ふわふわ緊縛刑
冬に恋人に着せたいアイテムとして有名なブランドを、いちおう、知るわけがないと思いながらいちおう、恋人に聞いてみた。
「じぇらぴけ? よく檀家のバーさん共が着てるヤツだろ」
殊勝にも門前掃除をしている恋人の思いもよらない回答にそうなのか……? と首を傾げていると、ふわふわで着心地がよく、保温力もあるし軽いから愛用者が多い、と補足が入った。
空厳寺は観光地化もしているが熱心な来訪者は御年配が多く、ミーハーな理由でなく話しかけるのもそういった人が大半を占める。
よって空却の知識や情報は知恵袋というか井戸端会議というか……外見に反するものが多くなるのだ。
「なんだよ急に。だいたいそういうのは拙僧より十四のが詳しいだろ」
「それはそうなんだが……」
「はっきりしねぇなぁ!」
すでにもう住職に叱られ、罰として寒風吹き荒ぶ中での門前掃除を言いつけられた恋人は苛立っていた。
マフラーはつけているものの防寒具らしい防寒具はそれきりで、時折手を擦り合わせている。
野生の子供のような恋人でも最強寒波は強敵のようだ。
「買ったんだよ」
「何を」
「話の流れでわかんだろ! ジェラピケだ!」
「そうかよ、ンで誰に」
「お前しかいねえだろうが!」
はぁ? と訝しげに眉を顰める恋人に事の次第を説明する。
自宅で着ているスウェットがくたびれてきて、買い直そうと思ったついでに空却が置いているものも確認したのだ。
だいたい同じようにくたびれていたスウェットに迷わず処分を決め、新しいのを買っておこうとネットを開く。
着倒して汚すことが前提で定期的に買い替えるスウェットを、ブックマークしてある通販サイトの前回購入品から再手配しよう——として、やめた。

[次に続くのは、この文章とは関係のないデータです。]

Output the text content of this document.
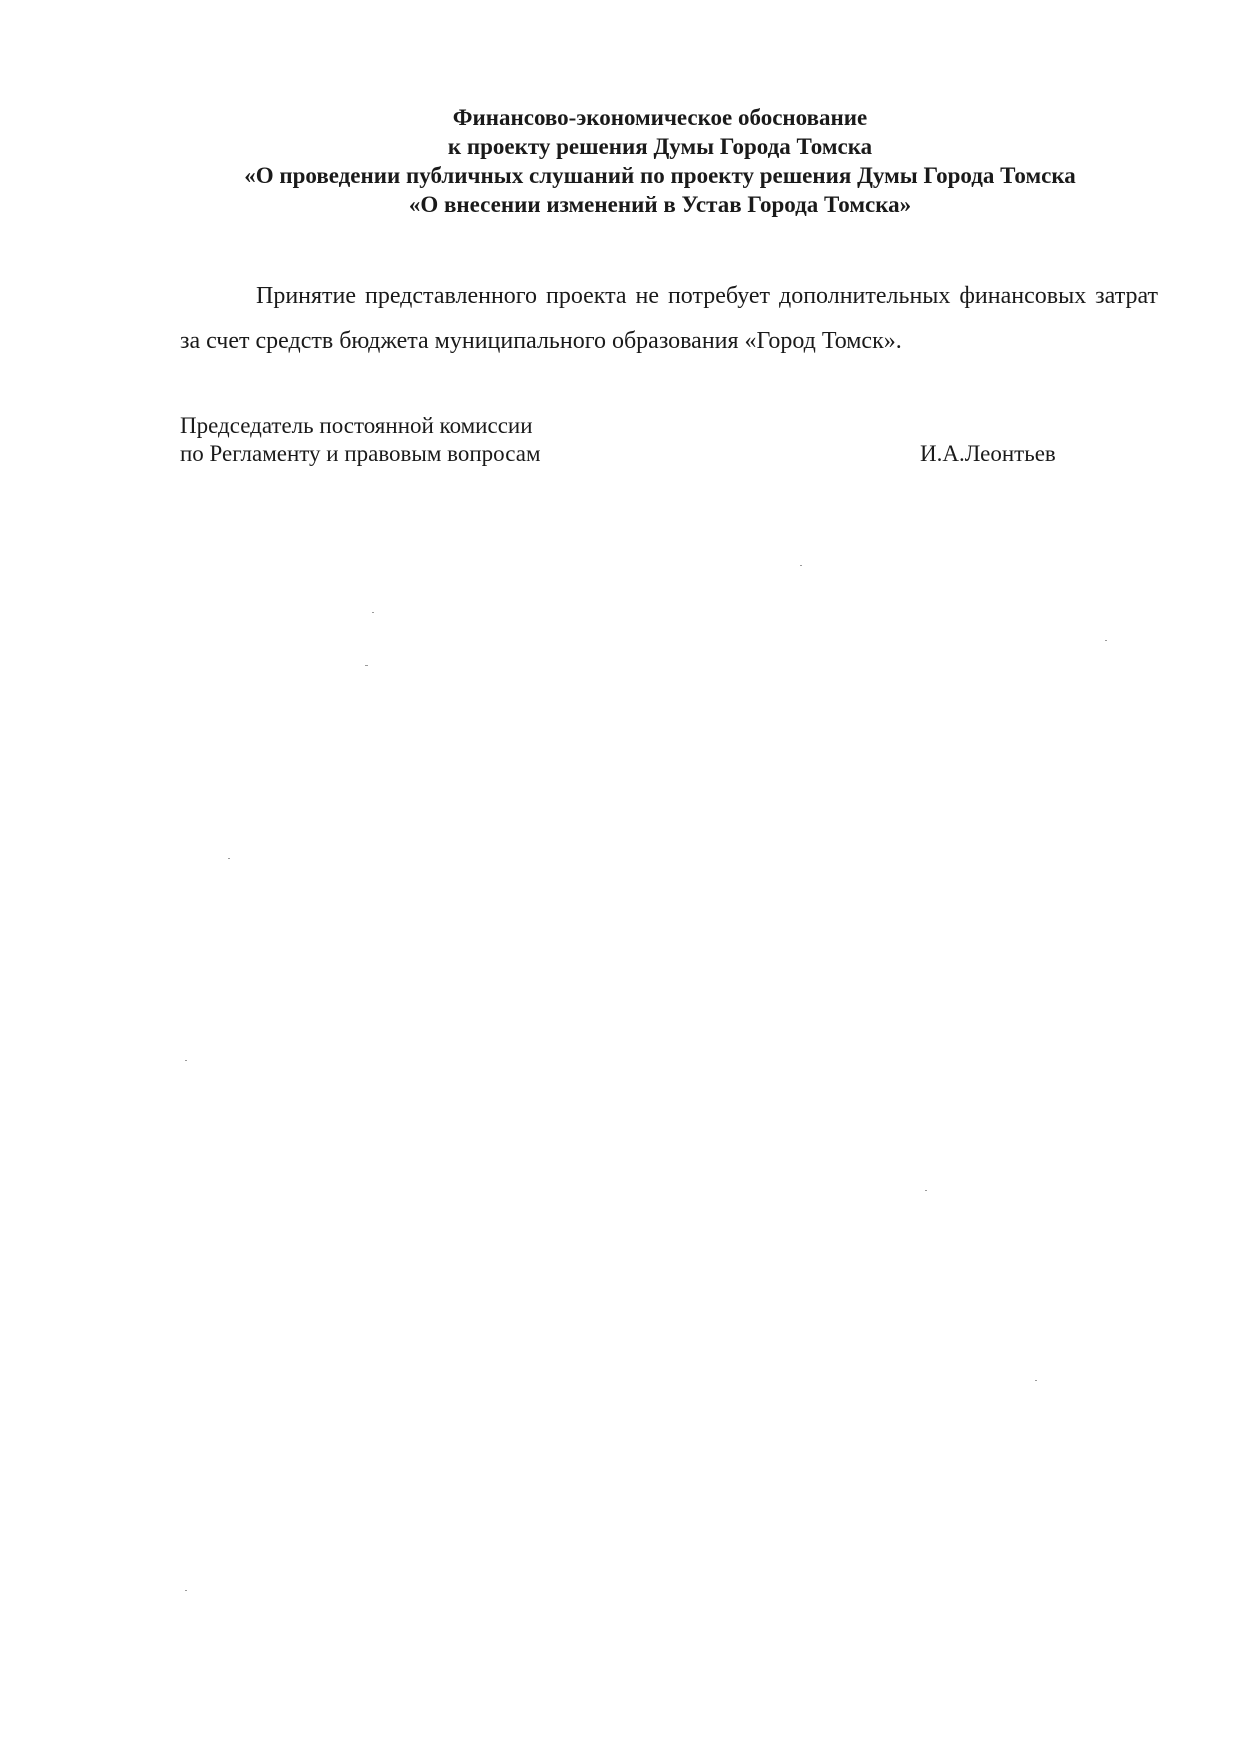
Финансово-экономическое обоснование
к проекту решения Думы Города Томска
«О проведении публичных слушаний по проекту решения Думы Города Томска
«О внесении изменений в Устав Города Томска»

Принятие представленного проекта не потребует дополнительных финансовых затрат за счет средств бюджета муниципального образования «Город Томск».

Председатель постоянной комиссии
по Регламенту и правовым вопросам	И.А.Леонтьев
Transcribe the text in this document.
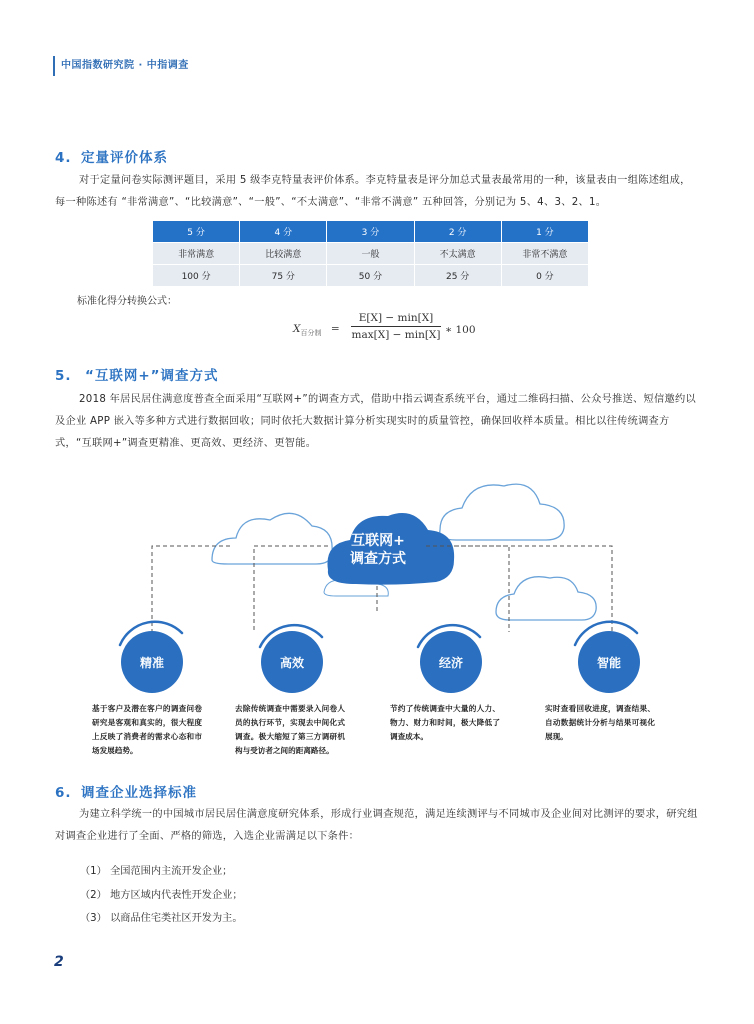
中国指数研究院 · 中指调查
4. 定量评价体系

对于定量问卷实际测评题目，采用 5 级李克特量表评价体系。李克特量表是评分加总式量表最常用的一种，该量表由一组陈述组成，每一种陈述有 “非常满意”、“比较满意”、“一般”、“不太满意”、“非常不满意” 五种回答，分别记为 5、4、3、2、1。

5 分	4 分	3 分	2 分	1 分
非常满意	比较满意	一般	不太满意	非常不满意
100 分	75 分	50 分	25 分	0 分
标准化得分转换公式：
$X_{百分制}$ =
E[X] − min[X]
max[X] − min[X] ∗ 100
5. “互联网+”调查方式

2018 年居民居住满意度普查全面采用“互联网+”的调查方式，借助中指云调查系统平台，通过二维码扫描、公众号推送、短信邀约以及企业 APP 嵌入等多种方式进行数据回收；同时依托大数据计算分析实现实时的质量管控，确保回收样本质量。相比以往传统调查方式，“互联网+”调查更精准、更高效、更经济、更智能。

互联网+
调查方式
精准	高效	经济	智能
基于客户及潜在客户的调查问卷研究是客观和真实的，很大程度上反映了消费者的需求心态和市场发展趋势。
去除传统调查中需要录入问卷人员的执行环节，实现去中间化式调查。极大缩短了第三方调研机构与受访者之间的距离路径。
节约了传统调查中大量的人力、物力、财力和时间，极大降低了调查成本。
实时查看回收进度，调查结果、自动数据统计分析与结果可视化展现。
6. 调查企业选择标准

为建立科学统一的中国城市居民居住满意度研究体系，形成行业调查规范，满足连续测评与不同城市及企业间对比测评的要求，研究组对调查企业进行了全面、严格的筛选，入选企业需满足以下条件：

（1） 全国范围内主流开发企业；
（2） 地方区域内代表性开发企业；
（3） 以商品住宅类社区开发为主。
2
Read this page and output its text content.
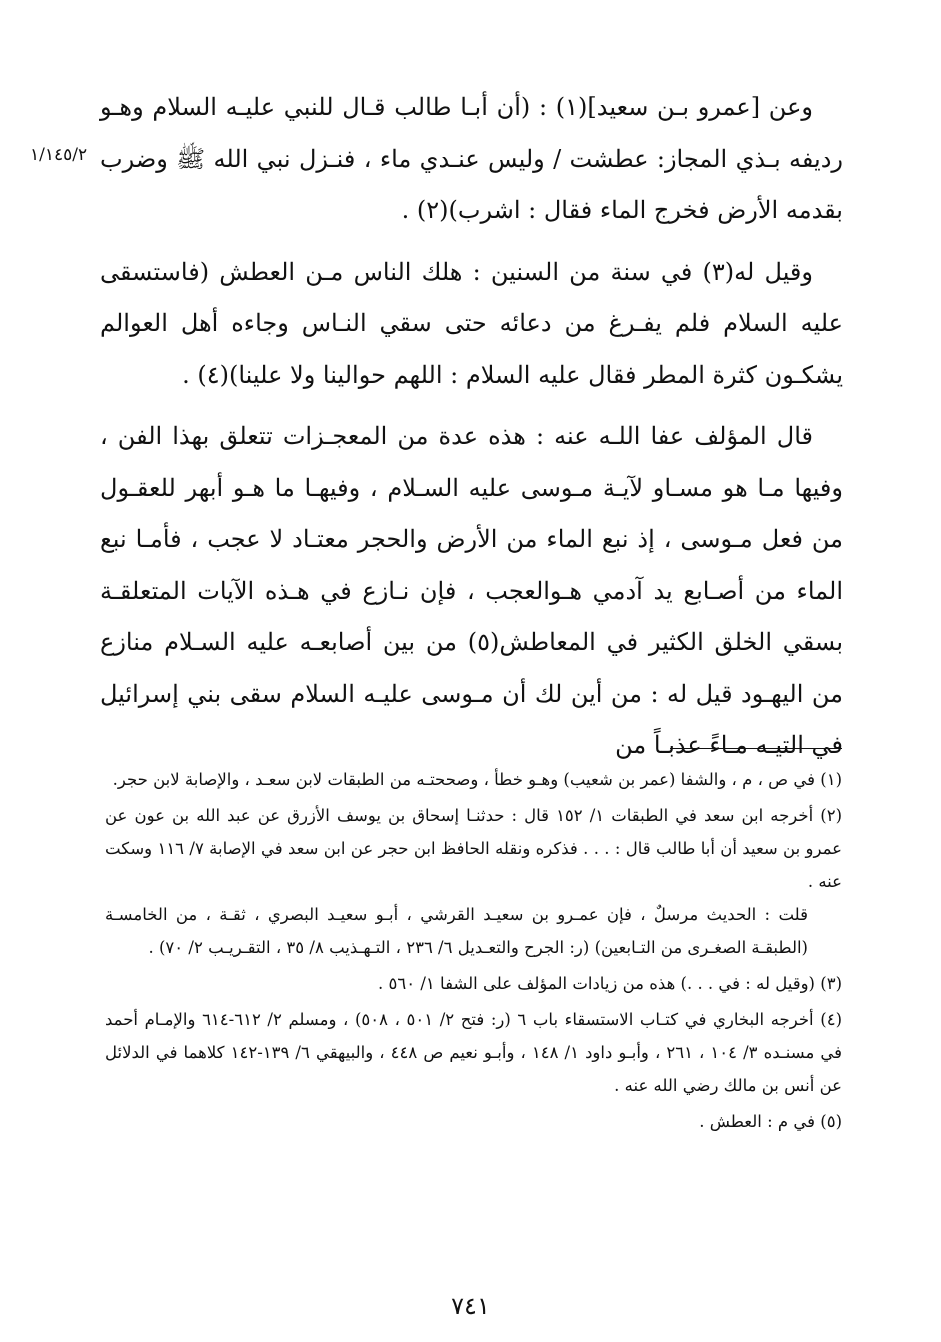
١/١٤٥/٢

وعن [عمرو بـن سعيد](١) : (أن أبـا طالب قـال للنبي عليـه السلام وهـو رديفه بـذي المجاز: عطشت / وليس عنـدي ماء ، فنـزل نبي الله ﷺ وضرب بقدمه الأرض فخرج الماء فقال : اشرب)(٢) .

وقيل له(٣) في سنة من السنين : هلك الناس مـن العطش (فاستسقى عليه السلام فلم يفـرغ من دعائه حتى سقي النـاس وجاءه أهل العوالم يشكـون كثرة المطر فقال عليه السلام : اللهم حوالينا ولا علينا)(٤) .

قال المؤلف عفا اللـه عنه : هذه عدة من المعجـزات تتعلق بهذا الفن ، وفيها مـا هو مسـاو لآيـة مـوسى عليه السـلام ، وفيهـا ما هـو أبهر للعقـول من فعل مـوسى ، إذ نبع الماء من الأرض والحجر معتـاد لا عجب ، فأمـا نبع الماء من أصـابع يد آدمي هـوالعجب ، فإن نـازع في هـذه الآيات المتعلقـة بسقي الخلق الكثير في المعاطش(٥) من بين أصابعـه عليه السـلام منازع من اليهـود قيل له : من أين لك أن مـوسى عليـه السلام سقى بني إسرائيل في التيـه مـاءً عذبـاً من

(١) في ص ، م ، والشفا (عمر بن شعيب) وهـو خطأ ، وصححتـه من الطبقات لابن سعـد ، والإصابة لابن حجر.
(٢) أخرجه ابن سعد في الطبقات ١/ ١٥٢ قال : حدثنـا إسحاق بن يوسف الأزرق عن عبد الله بن عون عن عمرو بن سعيد أن أبا طالب قال : . . . فذكره ونقله الحافظ ابن حجر عن ابن سعد في الإصابة ٧/ ١١٦ وسكت عنه .
قلت : الحديث مرسلٌ ، فإن عمـرو بن سعيـد القرشي ، أبـو سعيـد البصري ، ثقـة ، من الخامسـة (الطبقـة الصغـرى من التـابعين) (ر: الجرح والتعـديل ٦/ ٢٣٦ ، التـهـذيب ٨/ ٣٥ ، التقـريـب ٢/ ٧٠) .
(٣) (وقيل له : في . . .) هذه من زيادات المؤلف على الشفا ١/ ٥٦٠ .
(٤) أخرجه البخاري في كتـاب الاستسقاء باب ٦ (ر: فتح ٢/ ٥٠١ ، ٥٠٨) ، ومسلم ٢/ ٦١٢-٦١٤ والإمـام أحمد في مسنـده ٣/ ١٠٤ ، ٢٦١ ، وأبـو داود ١/ ١٤٨ ، وأبـو نعيم ص ٤٤٨ ، والبيهقي ٦/ ١٣٩-١٤٢ كلاهما في الدلائل عن أنس بن مالك رضي الله عنه .
(٥) في م : العطش .
٧٤١
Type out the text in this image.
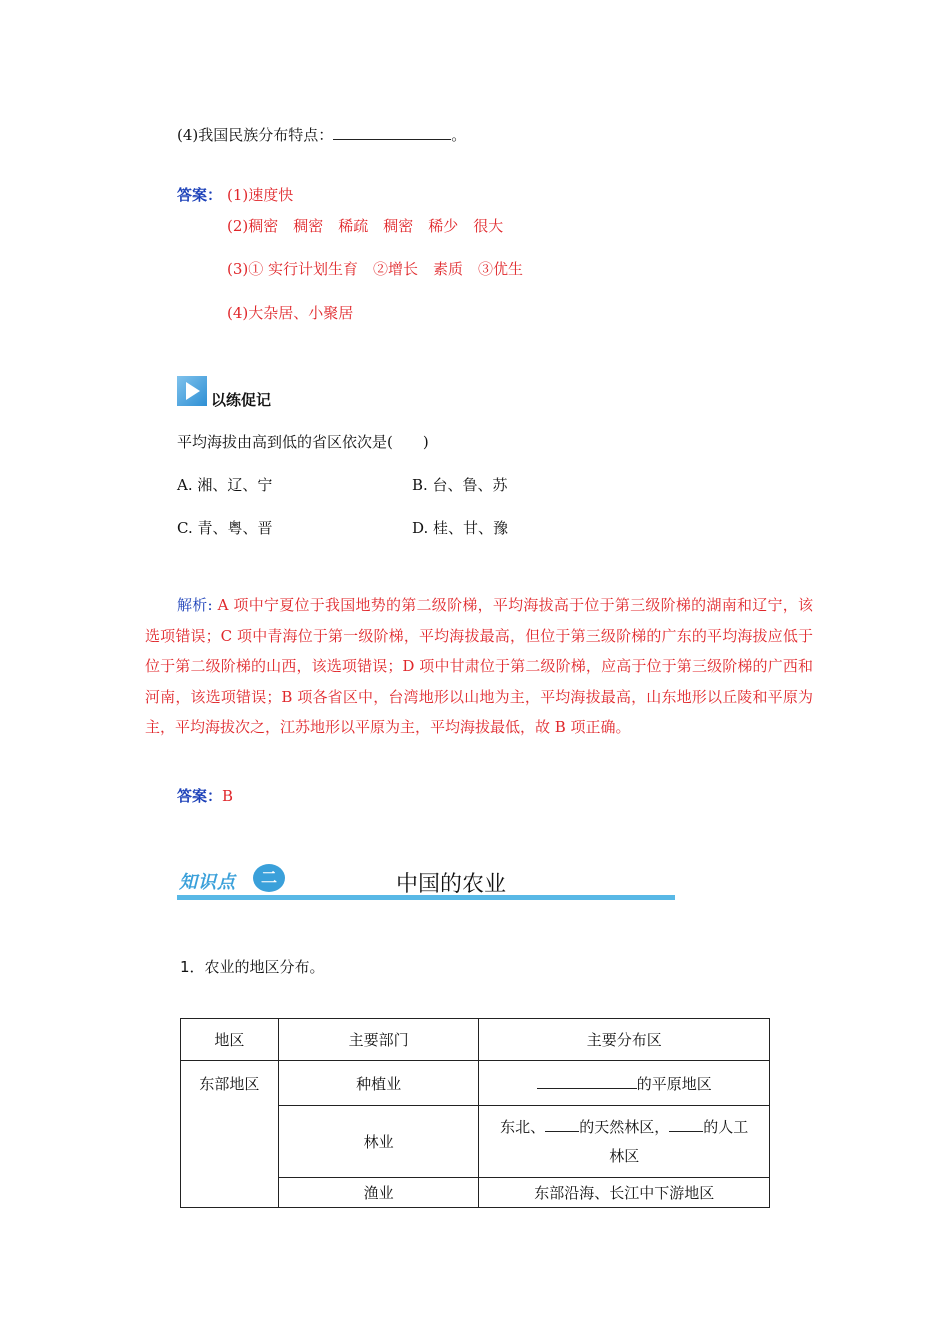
(4)我国民族分布特点：	。
答案： (1)速度快
(2)稠密　稠密　稀疏　稠密　稀少　很大
(3)① 实行计划生育　②增长　素质　③优生
(4)大杂居、小聚居
以练促记
平均海拔由高到低的省区依次是(　　)
A. 湘、辽、宁	B. 台、鲁、苏
C. 青、粤、晋	D. 桂、甘、豫
解析: A 项中宁夏位于我国地势的第二级阶梯，平均海拔高于位于第三级阶梯的湖南和辽宁，该选项错误；C 项中青海位于第一级阶梯，平均海拔最高，但位于第三级阶梯的广东的平均海拔应低于位于第二级阶梯的山西，该选项错误；D 项中甘肃位于第二级阶梯，应高于位于第三级阶梯的广西和河南，该选项错误；B 项各省区中，台湾地形以山地为主，平均海拔最高，山东地形以丘陵和平原为主，平均海拔次之，江苏地形以平原为主，平均海拔最低，故 B 项正确。
答案：B
知识点	二	中国的农业
1．农业的地区分布。
地区	主要部门	主要分布区
东部地区	种植业	的平原地区
	林业	东北、 的天然林区， 的人工
林区
	渔业	东部沿海、长江中下游地区
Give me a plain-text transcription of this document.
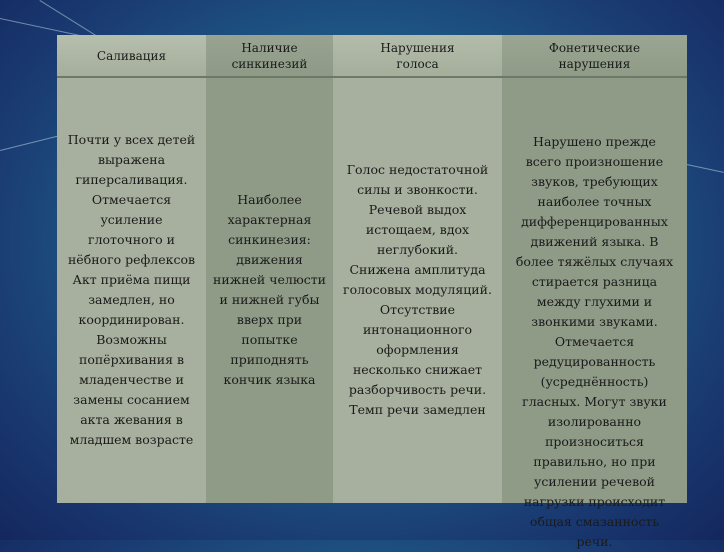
Саливация
Наличие
синкинезий
Нарушения
голоса
Фонетические
нарушения
Почти у всех детей
выражена
гиперсаливация.
Отмечается
усиление
глоточного и
нёбного рефлексов
Акт приёма пищи
замедлен, но
координирован.
Возможны
попёрхивания в
младенчестве и
замены сосанием
акта жевания в
младшем возрасте
Наиболее
характерная
синкинезия:
движения
нижней челюсти
и нижней губы
вверх при
попытке
приподнять
кончик языка
Голос недостаточной
силы и звонкости.
Речевой выдох
истощаем, вдох
неглубокий.
Снижена амплитуда
голосовых модуляций.
Отсутствие
интонационного
оформления
несколько снижает
разборчивость речи.
Темп речи замедлен
Нарушено прежде
всего произношение
звуков, требующих
наиболее точных
дифференцированных
движений языка. В
более тяжёлых случаях
стирается разница
между глухими и
звонкими звуками.
Отмечается
редуцированность
(усреднённость)
гласных. Могут звуки
изолированно
произноситься
правильно, но при
усилении речевой
нагрузки происходит
общая смазанность
речи.
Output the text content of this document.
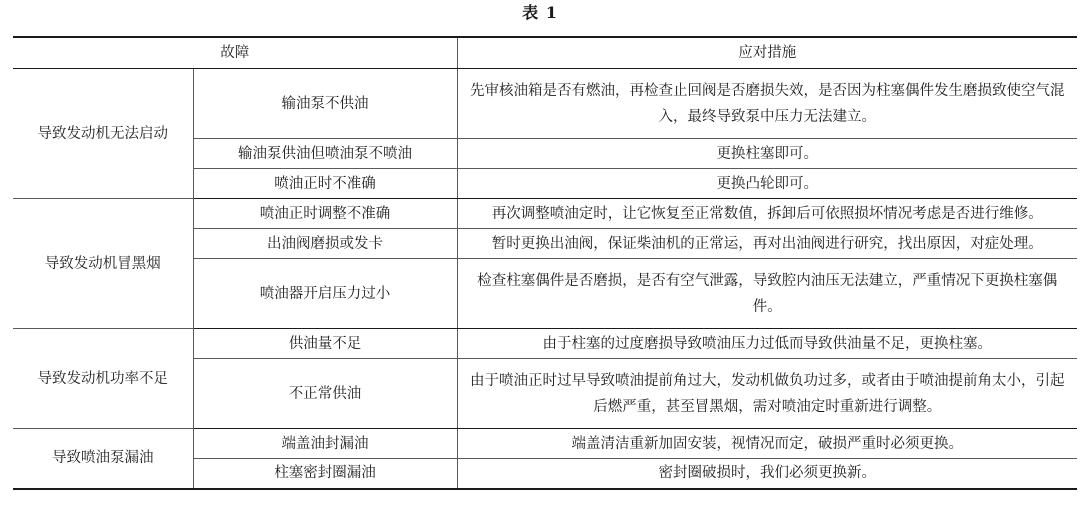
表 1
故障		应对措施
导致发动机无法启动	输油泵不供油	先审核油箱是否有燃油，再检查止回阀是否磨损失效，是否因为柱塞偶件发生磨损致使空气混入，最终导致泵中压力无法建立。
	输油泵供油但喷油泵不喷油	更换柱塞即可。
	喷油正时不准确	更换凸轮即可。
导致发动机冒黑烟	喷油正时调整不准确	再次调整喷油定时，让它恢复至正常数值，拆卸后可依照损坏情况考虑是否进行维修。
	出油阀磨损或发卡	暂时更换出油阀，保证柴油机的正常运，再对出油阀进行研究，找出原因，对症处理。
	喷油器开启压力过小	检查柱塞偶件是否磨损，是否有空气泄露，导致腔内油压无法建立，严重情况下更换柱塞偶件。
导致发动机功率不足	供油量不足	由于柱塞的过度磨损导致喷油压力过低而导致供油量不足，更换柱塞。
	不正常供油	由于喷油正时过早导致喷油提前角过大，发动机做负功过多，或者由于喷油提前角太小，引起后燃严重，甚至冒黑烟，需对喷油定时重新进行调整。
导致喷油泵漏油	端盖油封漏油	端盖清洁重新加固安装，视情况而定，破损严重时必须更换。
	柱塞密封圈漏油	密封圈破损时，我们必须更换新。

「お! 拙僧もそろそろヤベェと思ってたんだよ。ありがとな」
「ほっとくと破けるまで着るだろ……」
「ありがてぇけどよ、なんでまたじぇらぴけに変えたんだよ」
殊更に追求するわけでもない、純粋な疑問に満ちた視線が逆に刺さる。
じぃ、と見つめる目が、バーさん達は防寒寝巻きとして優秀だから使っているが、自分達はただ寝るだけではないだろうとも訴えるあたり、価格帯も知っている。
そう、感度の良い恋人を可愛がって着潰すにはコスパが悪い。
それでも買い替えたのは何故か、を問われている。
うやむやにして逃げられるわけがなかったが、まさかここまで食いつくとは。
「バーさん達が可愛いすぎて着れないのもあるって言ってたんだが……獄、もしかして拙僧に猫耳だのなんだのが生えてンの、着せたかったのかァ?」
「馬鹿! 違うっての……俺はただ」
「ただァ?」
にまにまニヤニヤと嗤う恋人に乗せられた。
確かにフード付きのパーカーだのはあるが、そんなものは買っちゃいない。純粋にふわふわと温かいナイトウェアを買っただけだ。
「なァんで黙るんだよ。拙僧に着せてぇモンなんだろ? どーしてかくらい教えてくれたっていいじゃねえか」
ごもっともだ。
もちろん冷え込みがきつくなるから温かく過ごさせたいだとか、似合いそうな色合いだったとか、そういう理由はいくらでもある。
だがきっと、恋人は根っこにある動機を言わねば許してくれない。
にまにまニヤニヤと嗤う恋人が憎らしくて、それ以上にかわいくて、白旗を上げるしかなかった。
「……それ着たお前を抱きながら寝たら、どんだけ気持ちいいかと思ったんだよ」
決してスウェットや素肌が物足りないわけではない。
寒い夜、見るからにふわふわと温かそうな装いの恋人を腕の中におさめて眠れたら、と思っただけなのだ。
スウェットでは肌寒そうで、素肌は触れたら貪りたくなってしまう。
件のナイトウェアは見るからに温かく、素肌に劣るとはいえ手触りがいい。
そんな格好の恋人を抱いて寝れたならば、どれほどの満足感が得られるだろうか。
一度思いついたら検証せずにはいられなかったのだ。
「へぇー……」
「……なんだその目は」
「獄も可愛いトコあんだなぁって」
ふわふわの抱き枕になってやるからな、と赤子をあやすように微笑むと、頭をセットを崩さぬていどに撫でられる。
ああ、クソ。結局いつものスウェットも買わねばならなくなった。
よほど疲れ切った日でなければ、こんなかわいい恋人をただ抱き枕にするだけで夜を越えるなど、出来るわけがない。